Писсарро уже полтора месяца нет в Париже, он в Бретани, но я знаю его высокое мнение обо мне, а я-то о себе даже очень высокого мнения. Я считаю, что стал сильнее всех окружающих меня, и как Вы понимаете, у меня достаточно оснований, чтобы прийти к такому выводу. Мне надо еще много работать, но не для того, чтобы добиться той законченности, которая восхищает глупцов. Эта столь высоко ценимая законченность – результат только ремесленного мастерства и делает произведение нехудожественным и пошлым. Я должен совершенствоваться, чтобы писать все более правдиво и умело. Поверьте, что для каждого художника приходит час признания, а его приверженцы будут более искренни и более ревностны, чем те, которых привлекает только пустая видимость.

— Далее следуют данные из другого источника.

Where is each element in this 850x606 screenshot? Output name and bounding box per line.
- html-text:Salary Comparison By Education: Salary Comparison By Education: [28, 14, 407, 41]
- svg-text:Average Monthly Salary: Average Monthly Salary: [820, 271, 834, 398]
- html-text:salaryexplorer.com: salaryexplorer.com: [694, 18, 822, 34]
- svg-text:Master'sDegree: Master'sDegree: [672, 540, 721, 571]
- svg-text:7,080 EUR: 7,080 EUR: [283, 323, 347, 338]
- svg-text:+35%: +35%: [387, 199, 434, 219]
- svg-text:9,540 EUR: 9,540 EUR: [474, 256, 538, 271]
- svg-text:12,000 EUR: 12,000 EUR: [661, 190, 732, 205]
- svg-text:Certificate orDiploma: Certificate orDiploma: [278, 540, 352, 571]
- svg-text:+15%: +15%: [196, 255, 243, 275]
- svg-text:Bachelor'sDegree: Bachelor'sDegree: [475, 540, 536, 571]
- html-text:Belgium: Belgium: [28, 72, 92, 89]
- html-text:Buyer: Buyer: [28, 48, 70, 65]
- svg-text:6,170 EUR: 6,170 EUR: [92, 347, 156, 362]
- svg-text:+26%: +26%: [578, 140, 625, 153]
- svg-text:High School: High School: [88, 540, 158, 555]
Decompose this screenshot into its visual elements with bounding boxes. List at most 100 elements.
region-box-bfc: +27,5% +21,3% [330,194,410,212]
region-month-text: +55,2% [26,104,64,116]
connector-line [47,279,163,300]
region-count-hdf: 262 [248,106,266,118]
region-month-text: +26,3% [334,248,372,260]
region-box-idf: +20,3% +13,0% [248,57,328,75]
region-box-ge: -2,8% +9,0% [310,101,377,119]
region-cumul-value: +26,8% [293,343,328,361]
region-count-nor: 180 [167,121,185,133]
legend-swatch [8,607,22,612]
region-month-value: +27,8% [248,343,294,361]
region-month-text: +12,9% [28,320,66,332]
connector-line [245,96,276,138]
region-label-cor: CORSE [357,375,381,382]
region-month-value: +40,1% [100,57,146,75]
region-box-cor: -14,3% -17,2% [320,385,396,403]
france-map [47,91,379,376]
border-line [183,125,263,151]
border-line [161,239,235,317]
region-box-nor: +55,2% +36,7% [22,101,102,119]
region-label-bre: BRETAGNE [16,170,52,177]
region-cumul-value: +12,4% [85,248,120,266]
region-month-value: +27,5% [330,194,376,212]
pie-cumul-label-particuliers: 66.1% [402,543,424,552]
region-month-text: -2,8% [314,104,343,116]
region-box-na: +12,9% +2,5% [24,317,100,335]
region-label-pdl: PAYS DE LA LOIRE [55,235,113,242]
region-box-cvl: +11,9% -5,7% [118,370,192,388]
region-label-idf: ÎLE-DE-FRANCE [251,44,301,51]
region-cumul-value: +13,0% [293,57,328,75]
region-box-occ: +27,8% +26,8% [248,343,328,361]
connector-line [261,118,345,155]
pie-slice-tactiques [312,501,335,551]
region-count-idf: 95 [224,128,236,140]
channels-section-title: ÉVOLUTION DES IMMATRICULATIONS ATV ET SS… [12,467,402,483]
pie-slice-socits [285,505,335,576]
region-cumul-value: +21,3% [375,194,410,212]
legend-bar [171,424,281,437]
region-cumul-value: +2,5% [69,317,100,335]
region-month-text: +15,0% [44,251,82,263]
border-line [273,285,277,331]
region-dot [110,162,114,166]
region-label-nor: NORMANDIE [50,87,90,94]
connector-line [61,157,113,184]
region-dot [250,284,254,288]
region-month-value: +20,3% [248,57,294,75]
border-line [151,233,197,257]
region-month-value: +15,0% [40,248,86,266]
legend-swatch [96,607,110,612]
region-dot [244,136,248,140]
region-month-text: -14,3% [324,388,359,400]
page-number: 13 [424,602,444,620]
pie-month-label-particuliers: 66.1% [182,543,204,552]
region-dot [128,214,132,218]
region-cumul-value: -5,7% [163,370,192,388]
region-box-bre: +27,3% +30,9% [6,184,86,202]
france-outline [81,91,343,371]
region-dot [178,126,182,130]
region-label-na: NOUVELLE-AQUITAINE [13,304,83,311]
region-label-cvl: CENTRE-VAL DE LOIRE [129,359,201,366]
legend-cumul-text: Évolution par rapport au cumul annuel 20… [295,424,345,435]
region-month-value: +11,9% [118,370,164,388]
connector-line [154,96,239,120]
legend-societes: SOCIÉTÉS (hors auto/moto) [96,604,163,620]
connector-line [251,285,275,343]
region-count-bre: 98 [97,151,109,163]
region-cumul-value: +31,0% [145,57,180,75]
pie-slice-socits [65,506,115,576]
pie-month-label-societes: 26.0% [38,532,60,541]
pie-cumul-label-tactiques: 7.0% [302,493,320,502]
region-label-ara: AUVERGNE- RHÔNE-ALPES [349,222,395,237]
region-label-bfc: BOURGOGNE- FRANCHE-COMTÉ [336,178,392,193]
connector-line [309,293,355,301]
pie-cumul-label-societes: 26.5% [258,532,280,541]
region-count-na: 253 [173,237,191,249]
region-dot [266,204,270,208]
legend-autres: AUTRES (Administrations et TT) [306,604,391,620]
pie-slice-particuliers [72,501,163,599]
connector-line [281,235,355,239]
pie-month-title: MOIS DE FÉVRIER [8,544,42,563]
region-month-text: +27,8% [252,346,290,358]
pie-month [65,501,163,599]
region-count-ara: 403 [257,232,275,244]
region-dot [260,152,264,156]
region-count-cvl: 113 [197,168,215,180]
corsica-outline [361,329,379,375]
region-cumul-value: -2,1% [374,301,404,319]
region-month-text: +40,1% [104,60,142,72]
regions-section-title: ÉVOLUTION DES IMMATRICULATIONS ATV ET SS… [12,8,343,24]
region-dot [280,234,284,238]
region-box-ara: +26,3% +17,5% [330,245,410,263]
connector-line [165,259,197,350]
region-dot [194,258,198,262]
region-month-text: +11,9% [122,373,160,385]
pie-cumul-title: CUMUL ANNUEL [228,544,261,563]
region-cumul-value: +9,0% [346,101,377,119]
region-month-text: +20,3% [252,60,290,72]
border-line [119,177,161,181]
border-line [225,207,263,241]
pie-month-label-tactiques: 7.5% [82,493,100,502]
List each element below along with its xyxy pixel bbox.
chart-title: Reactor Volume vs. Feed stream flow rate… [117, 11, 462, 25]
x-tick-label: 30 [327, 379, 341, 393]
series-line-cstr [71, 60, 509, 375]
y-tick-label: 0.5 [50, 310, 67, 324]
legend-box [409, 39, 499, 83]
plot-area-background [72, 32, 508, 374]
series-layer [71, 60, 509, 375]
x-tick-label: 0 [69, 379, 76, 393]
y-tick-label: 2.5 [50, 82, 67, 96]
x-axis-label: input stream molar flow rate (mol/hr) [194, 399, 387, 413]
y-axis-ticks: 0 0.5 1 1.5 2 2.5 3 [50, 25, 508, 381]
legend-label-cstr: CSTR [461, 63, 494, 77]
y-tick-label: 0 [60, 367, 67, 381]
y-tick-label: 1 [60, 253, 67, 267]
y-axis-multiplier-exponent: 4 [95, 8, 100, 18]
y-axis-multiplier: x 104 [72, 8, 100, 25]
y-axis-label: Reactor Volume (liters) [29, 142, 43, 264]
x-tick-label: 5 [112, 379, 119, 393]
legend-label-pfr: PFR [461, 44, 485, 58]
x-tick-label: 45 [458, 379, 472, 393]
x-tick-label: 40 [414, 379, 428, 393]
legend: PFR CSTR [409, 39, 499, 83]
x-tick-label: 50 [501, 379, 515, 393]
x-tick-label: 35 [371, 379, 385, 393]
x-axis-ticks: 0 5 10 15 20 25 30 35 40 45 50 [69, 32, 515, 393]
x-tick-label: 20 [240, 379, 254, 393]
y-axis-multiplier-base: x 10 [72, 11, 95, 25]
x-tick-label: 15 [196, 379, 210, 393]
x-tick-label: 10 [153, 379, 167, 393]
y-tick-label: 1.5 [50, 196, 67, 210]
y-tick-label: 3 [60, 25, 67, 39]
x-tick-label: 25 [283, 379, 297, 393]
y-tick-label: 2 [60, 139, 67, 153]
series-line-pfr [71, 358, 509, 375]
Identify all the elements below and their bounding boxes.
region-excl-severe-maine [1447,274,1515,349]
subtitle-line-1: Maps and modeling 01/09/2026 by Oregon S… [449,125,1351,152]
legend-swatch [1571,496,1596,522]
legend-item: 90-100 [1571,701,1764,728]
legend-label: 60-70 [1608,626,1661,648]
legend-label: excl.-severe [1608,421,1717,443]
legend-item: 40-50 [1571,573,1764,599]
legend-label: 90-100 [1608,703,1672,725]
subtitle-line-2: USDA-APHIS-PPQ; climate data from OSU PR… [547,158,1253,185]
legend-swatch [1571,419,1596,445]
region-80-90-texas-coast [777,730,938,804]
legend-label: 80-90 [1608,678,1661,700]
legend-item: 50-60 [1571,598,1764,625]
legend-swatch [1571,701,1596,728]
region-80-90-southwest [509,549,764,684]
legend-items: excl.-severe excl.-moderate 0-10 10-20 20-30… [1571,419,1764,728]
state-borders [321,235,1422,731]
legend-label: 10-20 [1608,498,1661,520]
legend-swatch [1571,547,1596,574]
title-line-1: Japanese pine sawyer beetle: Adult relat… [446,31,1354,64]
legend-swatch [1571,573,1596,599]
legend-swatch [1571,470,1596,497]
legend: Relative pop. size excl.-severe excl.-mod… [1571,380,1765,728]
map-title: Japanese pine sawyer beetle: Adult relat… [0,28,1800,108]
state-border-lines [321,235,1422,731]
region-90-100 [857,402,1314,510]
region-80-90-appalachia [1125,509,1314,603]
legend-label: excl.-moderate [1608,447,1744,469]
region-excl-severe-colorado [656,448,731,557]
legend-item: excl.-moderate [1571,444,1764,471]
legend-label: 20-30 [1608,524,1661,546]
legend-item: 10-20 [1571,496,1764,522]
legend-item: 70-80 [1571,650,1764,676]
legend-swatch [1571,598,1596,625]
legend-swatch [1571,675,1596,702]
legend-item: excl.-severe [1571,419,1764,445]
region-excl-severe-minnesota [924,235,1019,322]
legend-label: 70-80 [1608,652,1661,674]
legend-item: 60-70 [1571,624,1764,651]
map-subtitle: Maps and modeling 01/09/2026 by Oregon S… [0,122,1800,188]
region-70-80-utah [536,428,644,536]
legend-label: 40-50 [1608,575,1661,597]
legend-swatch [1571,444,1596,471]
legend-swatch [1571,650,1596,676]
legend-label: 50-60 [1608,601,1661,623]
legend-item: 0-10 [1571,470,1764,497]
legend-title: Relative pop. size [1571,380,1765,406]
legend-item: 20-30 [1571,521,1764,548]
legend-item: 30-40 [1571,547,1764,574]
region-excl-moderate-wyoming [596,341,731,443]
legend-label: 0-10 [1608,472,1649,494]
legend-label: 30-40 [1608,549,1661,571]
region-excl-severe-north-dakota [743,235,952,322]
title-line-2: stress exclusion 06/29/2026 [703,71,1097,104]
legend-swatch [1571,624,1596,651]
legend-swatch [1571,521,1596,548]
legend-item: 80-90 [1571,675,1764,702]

Сейчас очень неудачное время для продажи, буржуа зажимают свои денежки. Но это все ненадолго…
Дорогая матушка, привет моим сестрам.
Кланяйтесь, пожалуйста, месье и мадам Жирар.
Ваш сын{561}.
В кои-то веки он был доволен своим трудом – и гонораром. «Дом повешенного» (цв. ил. 45), одну из его любимых работ, купил граф Арман Дориа. Через пятнадцать лет, когда Виктор Шоке организовал участие Сезанна во Всемирной выставке 1889 года, они обратились к Дориа с просьбой одолжить картину. Шоке настолько влюбился в эту вещь, что убедил Дориа расстаться с ней в обмен на «Тающий снег в лесу Фонтенбло». Не успел Шоке получить свое приобретение, как Октав Маус пригласил Сезанна участвовать в выставке «Двадцатки» в Брюсселе. Добросердечный Шоке согласился отдать полотно, хотя к нему даже не была готова рама. Когда в 1899 году коллекция Шоке продавалась с аукциона, картину купил за 6200 франков (рекордная цена) граф Исаак Камондо по совету Моне. «О да, я купил полотно, никем еще не признанное! – сказал Камондо. – Но я ничем не рискую: у меня есть письмо, подписанное Клодом Моне, который дал мне слово чести, что этому холсту суждено стать знаменитым. Навестите меня, и я покажу вам это письмо. Я храню его в небольшом кармане, приколотом с обратной стороны холста, специально для злопыхателей, которые думают, будто я повредился умом со своим „Домом повешенного“»{562}. В 1908 году Камондо передал свою коллекцию французскому государству с условием, что она будет выставлена в специально отведенном зале Лувра в течение пятидесяти лет. В отличие от подношения Кайботта, дар Камондо приняли. Теперь «Дом повешенного» был доступен для обозрения вместе с четырьмя другими работами Сезанна. Моне кое в чем разбирался.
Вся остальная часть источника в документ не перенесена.